Former Warren official files $5 million lawsuit for medical marijuana patients

A former Warren city official is suing the city for $5 million on behalf of medical marijuana patients. He says the city is blocking their legal right to use the drug.

There are 23 plaintiffs in all, including the Michigan Safe Transfer Center which claims it has been subject to illegal searches and seizures and that the city is doing everything in its power to shut them down.

"You feel like you shouldn't have this," said Debra Vought, a patient. "It's legal and it's helpful. I don't understand what the problem is."

Vought, who suffers from chronic back pain, claims she has her legal medical marijuana card but the city of Warren is making it almost impossible to get her medicine.

Standing in the way of people like Bryan Mazurkiewicz, who runs a transfer facility - a safe place where patients can meet with caregivers to purchase their medical marijuana.

"That's what is frustrating,'” said Mazurkiewicz. "You come in every day you and you're trying to make a difference and it goes back to the same thing. You are labeled a drug dealer."

That's why former Warren Deputy Mayor Michael Greiner is suing the city he use to work for.

The attorney, who leases his building on Hoover Road to the marijuana transfer facility, claims caregivers and patients have been victims of police intimidation and unlawful raids.

"They have been subjected to repeated harassment by the city of Warren," Greiner said. "Unlawfully detained, no charges have ever been brought against them, because they haven't violated the law."

FOX 2: "There is speculation you may be behind the raids, the harassment within the city of Warren?"

"No this location, I don't know anything about," Mayor Jim Fouts said.

Fouts, who denies ordering any sort of a police presence at that location, is surprised about the lawsuit. He says he respects the medical marijuana law and people who conduct their business legally.

His concern is the complaints the city has received from neighbors of dispensaries.

"It appears to be instead of pot for patients, it appears to be pot for profit," Fouts said. "That's what we're concerned about, the odor and offensive problems that medical marijuana in some cases, creates in the neighborhoods."

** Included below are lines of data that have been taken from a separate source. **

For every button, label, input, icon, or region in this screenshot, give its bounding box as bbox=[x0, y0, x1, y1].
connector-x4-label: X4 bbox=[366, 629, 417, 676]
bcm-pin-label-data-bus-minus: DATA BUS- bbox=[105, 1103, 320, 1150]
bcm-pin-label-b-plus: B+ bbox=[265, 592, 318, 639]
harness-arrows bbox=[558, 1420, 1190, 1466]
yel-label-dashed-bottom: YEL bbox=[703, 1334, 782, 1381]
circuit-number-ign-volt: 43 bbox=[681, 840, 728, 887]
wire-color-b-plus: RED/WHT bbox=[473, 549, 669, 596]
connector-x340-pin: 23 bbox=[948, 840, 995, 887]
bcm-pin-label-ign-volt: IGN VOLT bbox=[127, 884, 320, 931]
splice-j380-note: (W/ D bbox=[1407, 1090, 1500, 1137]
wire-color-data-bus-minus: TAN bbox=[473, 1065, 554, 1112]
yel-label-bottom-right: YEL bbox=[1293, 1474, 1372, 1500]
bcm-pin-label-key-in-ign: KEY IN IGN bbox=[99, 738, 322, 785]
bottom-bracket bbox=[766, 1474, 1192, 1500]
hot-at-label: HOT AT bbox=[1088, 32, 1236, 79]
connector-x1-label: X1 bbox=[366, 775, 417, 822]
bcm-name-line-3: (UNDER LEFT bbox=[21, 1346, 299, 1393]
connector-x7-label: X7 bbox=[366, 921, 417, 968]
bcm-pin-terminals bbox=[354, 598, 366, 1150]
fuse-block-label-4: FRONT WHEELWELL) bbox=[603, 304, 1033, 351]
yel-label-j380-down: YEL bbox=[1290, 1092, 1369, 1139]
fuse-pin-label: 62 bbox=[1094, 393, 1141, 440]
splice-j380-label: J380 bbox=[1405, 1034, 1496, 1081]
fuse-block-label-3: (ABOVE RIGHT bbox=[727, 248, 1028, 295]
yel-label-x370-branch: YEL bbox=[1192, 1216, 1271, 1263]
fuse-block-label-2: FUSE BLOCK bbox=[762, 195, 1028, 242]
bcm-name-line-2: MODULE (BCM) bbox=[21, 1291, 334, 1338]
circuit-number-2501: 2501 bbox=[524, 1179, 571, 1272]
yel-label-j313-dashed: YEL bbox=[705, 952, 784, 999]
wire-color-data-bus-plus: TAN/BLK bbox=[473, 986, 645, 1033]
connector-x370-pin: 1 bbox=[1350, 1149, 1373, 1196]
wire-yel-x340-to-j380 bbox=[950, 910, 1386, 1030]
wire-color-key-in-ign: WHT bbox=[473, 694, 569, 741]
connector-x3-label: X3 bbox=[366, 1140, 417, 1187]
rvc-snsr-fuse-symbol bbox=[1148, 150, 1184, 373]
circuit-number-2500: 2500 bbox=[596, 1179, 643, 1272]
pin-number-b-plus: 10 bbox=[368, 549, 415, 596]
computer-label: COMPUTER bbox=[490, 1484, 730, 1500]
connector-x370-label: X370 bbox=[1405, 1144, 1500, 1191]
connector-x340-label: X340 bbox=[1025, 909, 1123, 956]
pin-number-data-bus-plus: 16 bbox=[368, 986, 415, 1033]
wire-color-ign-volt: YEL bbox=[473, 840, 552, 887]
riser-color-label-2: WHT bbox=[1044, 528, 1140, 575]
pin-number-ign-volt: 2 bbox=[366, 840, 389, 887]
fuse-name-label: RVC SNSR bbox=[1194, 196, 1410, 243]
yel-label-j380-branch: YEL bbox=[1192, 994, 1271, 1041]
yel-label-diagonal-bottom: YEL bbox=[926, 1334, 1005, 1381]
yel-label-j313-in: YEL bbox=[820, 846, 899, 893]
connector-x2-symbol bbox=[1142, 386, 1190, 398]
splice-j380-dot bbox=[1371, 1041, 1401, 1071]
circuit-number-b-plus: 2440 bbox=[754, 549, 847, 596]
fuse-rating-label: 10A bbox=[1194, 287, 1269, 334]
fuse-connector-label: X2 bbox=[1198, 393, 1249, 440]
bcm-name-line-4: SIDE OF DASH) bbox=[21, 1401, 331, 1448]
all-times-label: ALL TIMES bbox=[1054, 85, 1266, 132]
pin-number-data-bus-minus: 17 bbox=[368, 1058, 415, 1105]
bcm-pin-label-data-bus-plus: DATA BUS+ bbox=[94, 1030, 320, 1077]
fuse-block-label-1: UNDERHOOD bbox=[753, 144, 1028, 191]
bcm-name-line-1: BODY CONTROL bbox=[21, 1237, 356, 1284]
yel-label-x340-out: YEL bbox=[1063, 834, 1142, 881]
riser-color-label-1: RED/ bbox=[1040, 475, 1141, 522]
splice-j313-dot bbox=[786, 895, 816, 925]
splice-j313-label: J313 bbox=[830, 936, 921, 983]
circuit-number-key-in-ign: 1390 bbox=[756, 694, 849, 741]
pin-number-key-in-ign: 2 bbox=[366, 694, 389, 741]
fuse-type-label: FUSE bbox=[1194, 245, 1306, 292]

Right now, Fouts is working on an ordinance that would regulate medical marijuana dispensaries, the smell and the traffic.

Greiner can't help but wonder why the city continues to stand in the way when he claims this transfer facility already complies with similar state regulations.

"We've tried to work with the city for months now to try to resolve this," Greiner said. "They have essentially treated us as if we are nothing more than criminals."

Fouts wants to move the transfer centers and dispensaries to zoned, industrial areas as part of the ordinance he hopes to introduce in November.